Frank was among a network of mood disorder researchers who developed a theory about how biology and life events might interact to produce new episodes of illness.

“What we said was life events not only have the power to precipitate new episodes through their meaning, through the stressfulness of these events, but that they also have the capacity to change social prompts — the routines in our lives,” Frank said.

Such changes can destabilize daily routines, impacting social rhythms, which in turn can lead to a change in the stability of biological rhythms, she said, citing the effects of jet lag or the transition from standard time to daylight saving time as examples that produce physical symptoms.

Most people easily can regain their equilibrium, but in those vulnerable to mood disorders, the disruptions can trigger episodes of mania or depression.

Using data in which researchers rated life events not only for their stressfulness but also for the extent to which they disrupted patients’ daily routines, Frank said they found rhythm-disrupting events were much more potent than events traditionally thought of as stressful.

That discovery prompted thought about what sort of therapy might be helpful.

“Therapy that combines interpersonal psychotherapy and a focus on regularizing social routines could lead to an increased stability of social rhythms,” Frank said. “That could in turn lead to increased stability of biological rhythms and increased ability to manage current interpersonal stresses, and that in turn would lead to decreased mood symptoms and eventually to increased ability to manage disruptive life events.”
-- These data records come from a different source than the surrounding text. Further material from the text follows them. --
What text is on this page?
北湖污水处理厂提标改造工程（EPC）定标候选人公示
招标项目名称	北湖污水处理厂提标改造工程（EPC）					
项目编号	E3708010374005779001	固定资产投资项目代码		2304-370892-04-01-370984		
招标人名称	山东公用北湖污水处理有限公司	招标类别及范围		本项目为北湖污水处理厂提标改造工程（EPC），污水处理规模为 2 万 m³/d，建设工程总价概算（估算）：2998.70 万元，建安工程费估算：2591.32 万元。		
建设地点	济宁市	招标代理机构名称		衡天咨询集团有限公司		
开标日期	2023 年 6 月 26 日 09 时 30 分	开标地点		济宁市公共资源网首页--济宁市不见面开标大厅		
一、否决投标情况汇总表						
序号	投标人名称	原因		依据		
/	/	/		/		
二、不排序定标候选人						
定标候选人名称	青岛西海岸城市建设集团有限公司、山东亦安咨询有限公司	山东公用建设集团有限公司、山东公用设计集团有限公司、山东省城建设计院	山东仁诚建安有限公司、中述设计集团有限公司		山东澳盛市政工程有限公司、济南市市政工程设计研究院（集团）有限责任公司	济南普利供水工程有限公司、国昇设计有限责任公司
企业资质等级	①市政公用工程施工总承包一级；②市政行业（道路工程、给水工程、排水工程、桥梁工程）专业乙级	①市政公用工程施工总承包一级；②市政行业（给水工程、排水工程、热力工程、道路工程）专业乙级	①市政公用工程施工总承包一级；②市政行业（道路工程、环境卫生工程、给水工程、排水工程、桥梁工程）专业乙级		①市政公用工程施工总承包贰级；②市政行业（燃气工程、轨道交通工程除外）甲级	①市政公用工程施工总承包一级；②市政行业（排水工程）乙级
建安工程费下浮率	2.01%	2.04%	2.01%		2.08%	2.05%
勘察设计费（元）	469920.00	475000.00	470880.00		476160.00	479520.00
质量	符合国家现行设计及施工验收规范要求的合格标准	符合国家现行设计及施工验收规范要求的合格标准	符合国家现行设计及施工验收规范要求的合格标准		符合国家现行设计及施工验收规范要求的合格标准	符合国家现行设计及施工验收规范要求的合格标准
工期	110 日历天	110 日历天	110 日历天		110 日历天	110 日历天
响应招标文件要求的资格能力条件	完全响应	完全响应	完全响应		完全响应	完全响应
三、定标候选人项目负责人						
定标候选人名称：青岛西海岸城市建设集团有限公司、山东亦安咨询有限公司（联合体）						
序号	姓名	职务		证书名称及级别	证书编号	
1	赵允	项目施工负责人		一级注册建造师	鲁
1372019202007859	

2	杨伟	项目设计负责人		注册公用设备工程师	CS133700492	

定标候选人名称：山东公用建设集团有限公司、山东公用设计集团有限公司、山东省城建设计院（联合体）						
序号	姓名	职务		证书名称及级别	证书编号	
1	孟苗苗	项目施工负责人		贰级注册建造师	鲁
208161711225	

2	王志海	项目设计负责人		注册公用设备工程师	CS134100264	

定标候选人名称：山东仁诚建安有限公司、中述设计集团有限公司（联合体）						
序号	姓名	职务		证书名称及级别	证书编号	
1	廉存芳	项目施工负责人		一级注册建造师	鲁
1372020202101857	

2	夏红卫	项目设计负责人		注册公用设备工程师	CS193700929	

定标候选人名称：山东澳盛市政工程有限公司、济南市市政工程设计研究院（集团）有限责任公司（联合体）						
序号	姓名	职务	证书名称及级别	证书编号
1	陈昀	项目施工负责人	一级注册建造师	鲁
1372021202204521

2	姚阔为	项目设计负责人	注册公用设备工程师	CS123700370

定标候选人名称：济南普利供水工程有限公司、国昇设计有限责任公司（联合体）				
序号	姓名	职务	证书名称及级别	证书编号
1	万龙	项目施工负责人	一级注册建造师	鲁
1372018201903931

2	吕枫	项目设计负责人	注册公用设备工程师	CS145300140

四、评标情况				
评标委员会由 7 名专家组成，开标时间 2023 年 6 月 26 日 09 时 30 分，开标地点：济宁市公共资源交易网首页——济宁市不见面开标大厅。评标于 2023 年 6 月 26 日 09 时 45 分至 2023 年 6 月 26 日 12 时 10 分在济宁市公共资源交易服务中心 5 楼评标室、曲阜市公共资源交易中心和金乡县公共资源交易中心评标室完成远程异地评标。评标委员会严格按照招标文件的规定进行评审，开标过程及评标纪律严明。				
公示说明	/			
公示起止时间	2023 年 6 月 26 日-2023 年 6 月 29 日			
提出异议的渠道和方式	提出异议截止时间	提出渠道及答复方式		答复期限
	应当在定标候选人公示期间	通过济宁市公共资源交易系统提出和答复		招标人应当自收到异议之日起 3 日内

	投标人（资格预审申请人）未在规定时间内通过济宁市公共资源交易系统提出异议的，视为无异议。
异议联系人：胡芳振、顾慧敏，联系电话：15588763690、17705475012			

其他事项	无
Known as interpersonal and social rhythm therapy (IPSRT), the treatment was found to help a substantial subset of patients with bipolar disorder, leading to significantly longer periods without a major episode of illness, regardless of whether the therapy was continued after the acute phase of treatment.

Although she initially was surprised, Frank said, she realized the therapy is an educative treatment. “If patients were able to learn the new lifestyle … it seems we don’t need to continue to reinforce that because in fact it’s kind of self-reinforcing,” she said. “Indeed, when they lived lives that were characterized by much more regular routines, they felt a lot better, and so the behavior change tended to persist.”

Research is continuing into further identifying those who are likely to have better outcomes with medication compared to those who can be treated with psychotherapy.

One study randomly assigned individuals with an acute episode of unipolar depression to receive either medication or IPT. “If they responded, we continued that treatment. If they stabilized they went on into a six-month continuation phase. If they didn’t stabilize, we added the other treatment,” she said.

In addition to gaining insight into which subsets of patients were likely to respond, researchers found the method to be very effective. “I don’t know too many areas in psychiatry where treatments get remission to 75, 85, 87 percent levels,” she said. “What this suggests to me is this strategy of starting monotherapy and then moving to combined treatment is really a very good strategy for treatment of depression.”

Frank is continuing research into the impact of IPSRT on patients with bipolar disorder. She is seeking NIMH funding to compare patients treated with IPSRT with those who receive a standard pharmacotherapy approach with respect to the alignment with their circadian rhythms and sleep rhythms “and whether IPSRT really does in fact change circadian alignment,” she said.